In calling on Assistant Attorney General Graham, to give him some information he sought relative to prospective appointees, he asked my opinion of a plan he had formulated. He wanted to know whether as a business man I thought his suggestion practical. In every instance where I have attempted to apply it I have found that from the business mans standpoint it would fill the bill. Mr. Graham seems not only fertile in ideas but I find them to be most practical. He has spent a great deal of thought on the matter, and has shown me a draft of his plan, which is certainly worthy of careful thought, and I want you to see it at once, and I do wish you would call him in without delay and request him to lay the draft of his plan before you and if you find nothing wrong with it I respectfully urge that you take steps to recommend it to the Congress.
I was more than pleased to see your communication in print this morning to Attorney General McReynolds, and it was quite interesting as I read to note that you were touching on the very thought which Mr. Graham had suggested to me some time ago, as I have stated, and of which he has drafted a plan. We will go very much further, if the slogan of the Government as regards its viseyeing business, is to be cooperation rather than compulsion.A number of your real friends engaged in business out west asked me to see you, when in Washington, to make sure that you appreciated the unfortunate gravity of the business situation. Personally I am not unduly alarmed, for I believe it has not gone so far but what it can be checked and righted before we go before the people in the primaries next summer, notwithstanding the fact that it is only six months away. If when you sign the currency bill next week you could make some slight reference to the railway situation and the industries directly dependent thereon, expressing the hope that the Interstate Commerce Commission would find the facts called for an increase in rates, and, at the same time, referring to your recent address to Congress, state that a plan looking to the solution of the perplexing and embarassing situation which obtains as regards business uncertainty due to the indefinite antitrust legislation, I believe the sentimental effect of such a procedure would revitalize business activities beyond expression.
Please be assured, Mr. President, in making these suggestions they are made most respectfully, and the impelling cause is simply an earnest desire to help.

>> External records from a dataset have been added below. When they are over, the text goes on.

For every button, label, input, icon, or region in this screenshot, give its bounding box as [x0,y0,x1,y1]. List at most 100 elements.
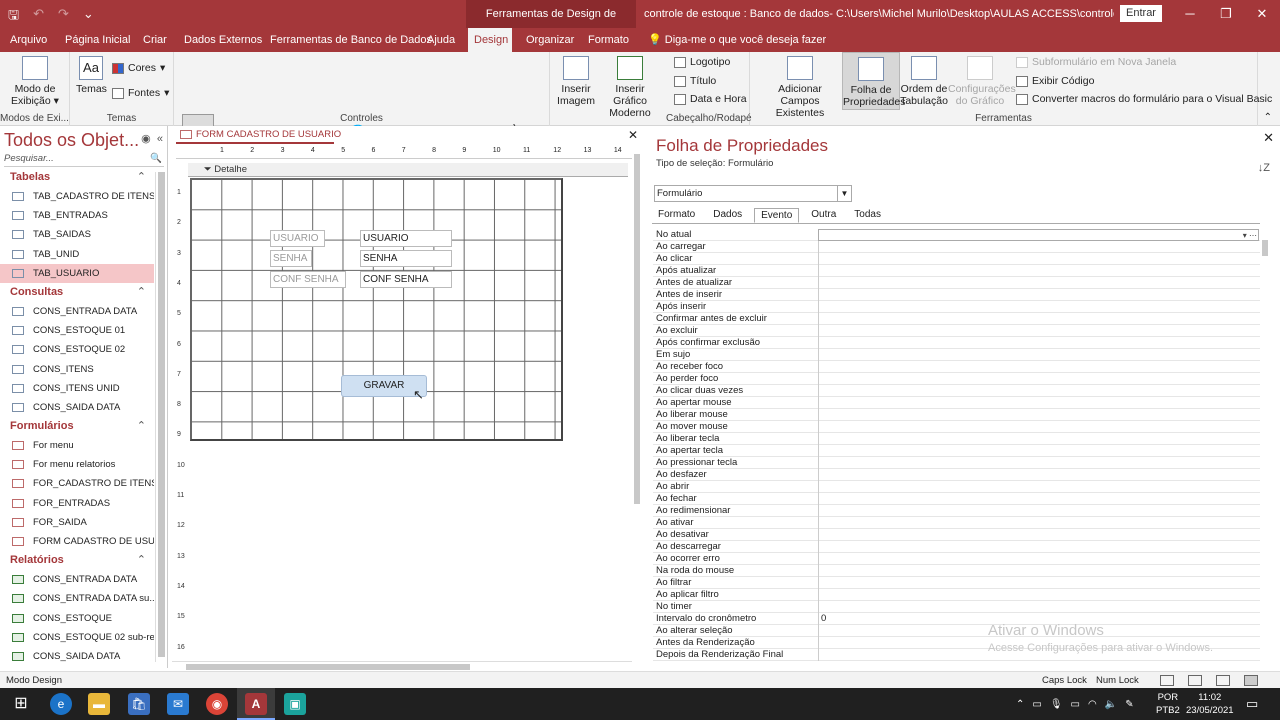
save-icon[interactable]: 🖫 [8,6,19,28]
access-icon[interactable]: A [245,693,267,715]
property-value[interactable] [818,253,1259,265]
convert-macros-button[interactable]: Converter macros do formulário para o Vi… [1016,93,1272,105]
doc-vscroll-thumb[interactable] [634,154,640,504]
windows-start-icon[interactable]: ⊞ [10,693,32,715]
property-value[interactable] [818,565,1259,577]
nav-item[interactable]: TAB_SAIDAS [0,225,154,244]
property-value[interactable] [818,457,1259,469]
label-usuario[interactable]: USUARIO [270,230,325,247]
chevron-down-icon[interactable]: ▼ [837,186,851,201]
doc-vertical-scrollbar[interactable] [632,148,642,656]
store-icon[interactable]: 🛍 [128,693,150,715]
property-value[interactable] [818,493,1259,505]
chrome-icon[interactable]: ◉ [206,693,228,715]
field-senha[interactable]: SENHA [360,250,452,267]
object-selector[interactable]: Formulário ▼ [654,185,852,202]
app-icon[interactable]: ▣ [284,693,306,715]
tab-criar[interactable]: Criar [137,28,173,52]
property-value[interactable] [818,577,1259,589]
date-time-button[interactable]: Data e Hora [674,93,747,105]
property-value[interactable] [818,349,1259,361]
volume-icon[interactable]: 🔈 [1105,699,1117,710]
undo-icon[interactable]: ↶ [33,6,44,28]
battery-icon[interactable]: ▭ [1071,699,1080,710]
collapse-section-icon[interactable]: ⌃ [137,551,146,570]
property-value[interactable] [818,589,1259,601]
fonts-button[interactable]: Fontes ▾ [112,87,169,99]
nav-item[interactable]: FORM CADASTRO DE USU... [0,532,154,551]
tab-order-button[interactable]: Ordem de Tabulação [900,56,948,107]
nav-search-input[interactable]: Pesquisar... 🔍 [4,153,164,167]
customize-qat-icon[interactable]: ⌄ [83,6,94,28]
property-value[interactable] [818,385,1259,397]
nav-item[interactable]: CONS_ITENS UNID [0,379,154,398]
edit-icon[interactable]: ✎ [1125,699,1133,710]
property-value[interactable] [818,313,1259,325]
property-value[interactable] [818,325,1259,337]
tab-ajuda[interactable]: Ajuda [421,28,461,52]
property-value[interactable] [818,289,1259,301]
property-value[interactable] [818,517,1259,529]
nav-scroll-thumb[interactable] [158,172,165,657]
prop-tab-dados[interactable]: Dados [707,208,748,223]
property-value[interactable] [818,277,1259,289]
field-usuario[interactable]: USUARIO [360,230,452,247]
close-window-icon[interactable]: ✕ [1244,0,1280,28]
property-sheet-button[interactable]: Folha de Propriedades [842,52,905,110]
property-value[interactable] [818,469,1259,481]
tell-me-box[interactable]: 💡 Diga-me o que você deseja fazer [648,28,826,52]
nav-item[interactable]: FOR_SAIDA [0,513,154,532]
label-conf-senha[interactable]: CONF SENHA [270,271,346,288]
property-value[interactable] [818,601,1259,613]
chart-settings-button[interactable]: Configurações do Gráfico [948,56,1016,107]
property-value[interactable] [818,433,1259,445]
sort-icon[interactable]: ↓Z [1258,162,1270,174]
mail-icon[interactable]: ✉ [167,693,189,715]
prop-tab-outra[interactable]: Outra [805,208,842,223]
nav-section-header[interactable]: Tabelas ⌃ [0,168,154,187]
prop-tab-formato[interactable]: Formato [652,208,701,223]
nav-scrollbar[interactable] [155,172,165,662]
nav-menu-icon[interactable]: ◉ [141,133,151,145]
insert-image-button[interactable]: Inserir Imagem [554,56,598,107]
nav-item[interactable]: CONS_SAIDA DATA [0,647,154,666]
property-value[interactable] [818,241,1259,253]
nav-item[interactable]: FOR_CADASTRO DE ITENS [0,474,154,493]
property-value[interactable] [818,505,1259,517]
redo-icon[interactable]: ↷ [58,6,69,28]
nav-item[interactable]: CONS_ENTRADA DATA su... [0,589,154,608]
nav-item[interactable]: CONS_ESTOQUE 02 sub-re... [0,628,154,647]
form-view-switch-icon[interactable] [1160,675,1174,686]
document-tab[interactable]: FORM CADASTRO DE USUARIO [176,128,341,144]
datasheet-view-switch-icon[interactable] [1188,675,1202,686]
property-value[interactable] [818,541,1259,553]
nav-item[interactable]: TAB_USUARIO [0,263,154,283]
minimize-icon[interactable]: ─ [1172,0,1208,28]
property-value[interactable] [818,361,1259,373]
collapse-nav-icon[interactable]: « [157,133,163,145]
property-value[interactable] [818,553,1259,565]
property-value[interactable]: ▾ ⋯ [818,229,1259,241]
label-senha[interactable]: SENHA [270,250,312,267]
tab-formato[interactable]: Formato [582,28,635,52]
subform-new-window-button[interactable]: Subformulário em Nova Janela [1016,56,1176,68]
network-tray-icon[interactable]: ▭ [1032,699,1041,710]
collapse-section-icon[interactable]: ⌃ [137,417,146,436]
detail-section-bar[interactable]: ⏷ Detalhe [188,163,628,177]
tab-design[interactable]: Design [468,28,512,52]
nav-item[interactable]: For menu [0,436,154,455]
language-indicator[interactable]: POR PTB2 [1156,691,1180,717]
property-value[interactable] [818,529,1259,541]
doc-horizontal-scrollbar[interactable] [172,661,632,671]
nav-item[interactable]: For menu relatorios [0,455,154,474]
add-existing-fields-button[interactable]: Adicionar Campos Existentes [758,56,842,119]
nav-item[interactable]: FOR_ENTRADAS [0,494,154,513]
design-view-switch-icon[interactable] [1244,675,1258,686]
close-document-icon[interactable]: ✕ [628,128,638,142]
search-icon[interactable]: 🔍 [150,153,162,164]
nav-item[interactable]: TAB_UNID [0,245,154,264]
tab-pagina-inicial[interactable]: Página Inicial [59,28,136,52]
nav-item[interactable]: TAB_ENTRADAS [0,206,154,225]
property-value[interactable] [818,265,1259,277]
nav-item[interactable]: CONS_ENTRADA DATA [0,302,154,321]
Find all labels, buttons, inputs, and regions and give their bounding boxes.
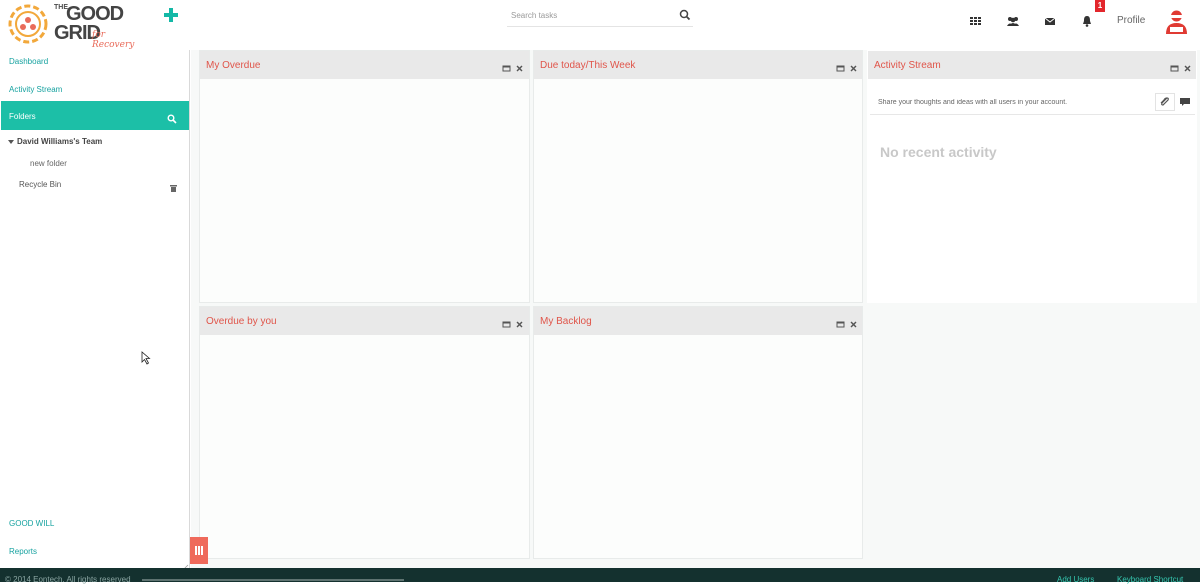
columns-icon xyxy=(195,546,203,555)
notification-count-badge: 1 xyxy=(1095,0,1105,12)
widget-activity-stream: Activity Stream No recent activity xyxy=(867,50,1197,303)
maximize-icon xyxy=(1170,65,1179,72)
sidebar-item-activity-stream[interactable]: Activity Stream xyxy=(9,85,62,94)
sidebar-item-good-will[interactable]: GOOD WILL xyxy=(9,519,54,528)
maximize-button[interactable] xyxy=(502,316,511,328)
widget-header: Activity Stream xyxy=(868,51,1196,79)
folder-search-button[interactable] xyxy=(167,111,177,124)
widget-due-today: Due today/This Week xyxy=(533,50,863,303)
widget-my-backlog: My Backlog xyxy=(533,306,863,559)
widget-title: My Overdue xyxy=(206,60,261,71)
add-task-button[interactable] xyxy=(163,4,179,24)
sidebar-item-folders[interactable]: Folders xyxy=(1,101,189,130)
grid-apps-icon xyxy=(970,17,981,25)
maximize-icon xyxy=(502,65,511,72)
widget-title: My Backlog xyxy=(540,316,592,327)
user-avatar-icon xyxy=(1166,10,1187,34)
close-icon xyxy=(850,321,857,328)
avatar[interactable] xyxy=(1163,8,1190,35)
recycle-bin-action[interactable] xyxy=(169,180,178,192)
widget-my-overdue: My Overdue xyxy=(199,50,530,303)
mail-button[interactable] xyxy=(1043,14,1057,28)
sidebar: Dashboard Activity Stream Folders David … xyxy=(0,50,190,571)
share-thoughts-input[interactable] xyxy=(878,96,1148,108)
copyright-text: © 2014 Eontech. All rights reserved xyxy=(5,575,131,584)
comment-icon xyxy=(1180,98,1190,106)
dashboard-area: My Overdue Due today/This Week Activity … xyxy=(191,50,1200,568)
search-tasks-box xyxy=(507,4,693,27)
close-icon xyxy=(516,321,523,328)
sidebar-item-reports[interactable]: Reports xyxy=(9,547,37,556)
search-icon xyxy=(167,114,177,124)
search-button[interactable] xyxy=(679,8,691,21)
sidebar-item-recycle-bin[interactable]: Recycle Bin xyxy=(19,180,61,189)
users-icon xyxy=(1007,17,1019,26)
attach-button[interactable] xyxy=(1155,93,1175,111)
maximize-button[interactable] xyxy=(836,316,845,328)
add-users-link[interactable]: Add Users xyxy=(1057,575,1094,584)
users-button[interactable] xyxy=(1006,14,1020,28)
footer: © 2014 Eontech. All rights reserved Add … xyxy=(0,568,1200,584)
notifications-button[interactable] xyxy=(1080,14,1094,28)
logo-the-text: THE xyxy=(54,4,68,11)
close-button[interactable] xyxy=(515,316,524,328)
caret-down-icon xyxy=(8,139,14,144)
maximize-button[interactable] xyxy=(836,60,845,72)
widget-title: Due today/This Week xyxy=(540,60,636,71)
widget-header: Due today/This Week xyxy=(534,51,862,79)
apps-grid-button[interactable] xyxy=(969,14,983,28)
widget-overdue-by-you: Overdue by you xyxy=(199,306,530,559)
widget-title: Overdue by you xyxy=(206,316,277,327)
paperclip-icon xyxy=(1160,97,1169,106)
maximize-icon xyxy=(836,321,845,328)
widget-header: Overdue by you xyxy=(200,307,529,335)
sidebar-toggle-button[interactable] xyxy=(190,537,208,564)
bell-icon xyxy=(1083,16,1091,27)
team-folder[interactable]: David Williams's Team xyxy=(8,137,102,146)
horizontal-scrollbar[interactable] xyxy=(142,579,404,581)
logo-subtitle: for Recovery xyxy=(92,30,135,50)
maximize-button[interactable] xyxy=(502,60,511,72)
widget-header: My Overdue xyxy=(200,51,529,79)
close-button[interactable] xyxy=(1183,60,1192,72)
close-icon xyxy=(850,65,857,72)
maximize-button[interactable] xyxy=(1170,60,1179,72)
folders-label: Folders xyxy=(9,112,36,121)
widget-title: Activity Stream xyxy=(874,60,941,71)
team-folder-label: David Williams's Team xyxy=(17,137,103,146)
the-good-grid-logo[interactable]: THE GOOD GRID for Recovery xyxy=(6,2,146,50)
maximize-icon xyxy=(502,321,511,328)
mail-icon xyxy=(1044,17,1056,25)
profile-link[interactable]: Profile xyxy=(1117,15,1145,26)
search-input[interactable] xyxy=(511,8,671,22)
mouse-cursor-icon xyxy=(141,351,151,365)
resize-grip-icon[interactable] xyxy=(182,558,189,571)
close-button[interactable] xyxy=(515,60,524,72)
close-button[interactable] xyxy=(849,60,858,72)
subfolder-new-folder[interactable]: new folder xyxy=(30,159,67,168)
close-icon xyxy=(1184,65,1191,72)
post-comment-button[interactable] xyxy=(1176,93,1194,111)
sidebar-item-dashboard[interactable]: Dashboard xyxy=(9,57,48,66)
maximize-icon xyxy=(836,65,845,72)
plus-icon xyxy=(164,8,178,22)
widget-header: My Backlog xyxy=(534,307,862,335)
close-button[interactable] xyxy=(849,316,858,328)
no-activity-message: No recent activity xyxy=(880,144,997,160)
share-thoughts-box xyxy=(870,89,1195,115)
trash-icon xyxy=(170,185,177,192)
gear-logo-icon xyxy=(8,4,48,44)
close-icon xyxy=(516,65,523,72)
search-icon xyxy=(679,9,691,21)
top-header: THE GOOD GRID for Recovery Search tasks … xyxy=(0,0,1200,50)
keyboard-shortcut-link[interactable]: Keyboard Shortcut xyxy=(1117,575,1183,584)
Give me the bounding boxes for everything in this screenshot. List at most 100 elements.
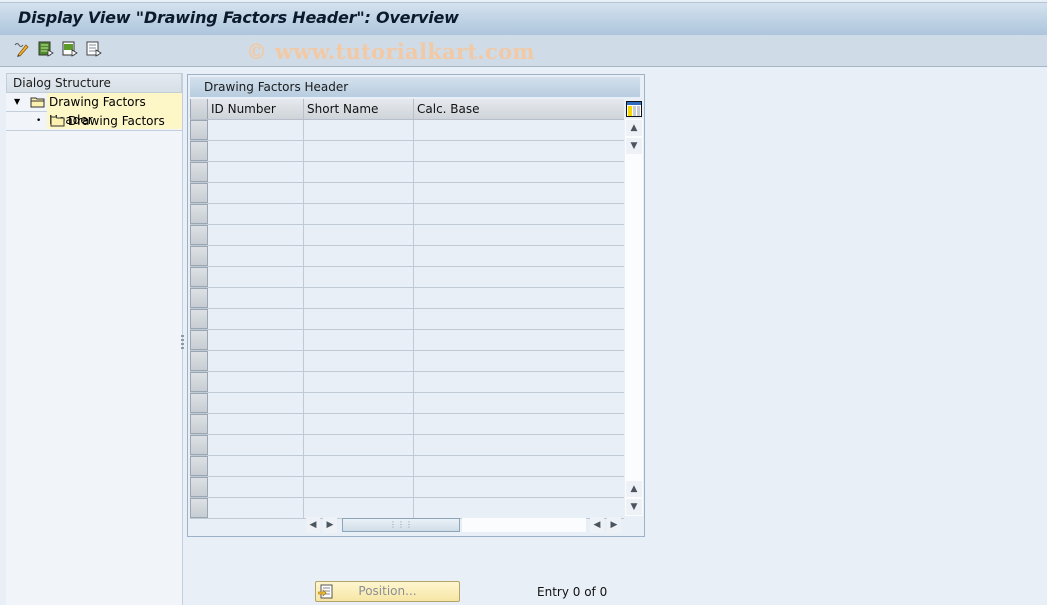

Again regretting I could not see you personally and wishing you a very pleasant Christmas, believe me,
Sincerely and faithfully, yours,
Edward F. Goltra

Original Format

Letter

To

Wilson, Woodrow, 1856-1924

Files

http://resources.presidentwilson.org/wp-content/uploads/2018/06/Temp00701.pdf

Citation

Goltra, Edward F., “Edward F. Goltra to Woodrow Wilson,” 1913 December 20, WWP18236, First Year Wilson Papers, Woodrow Wilson Presidential Library & Museum, Staunton, Virginia.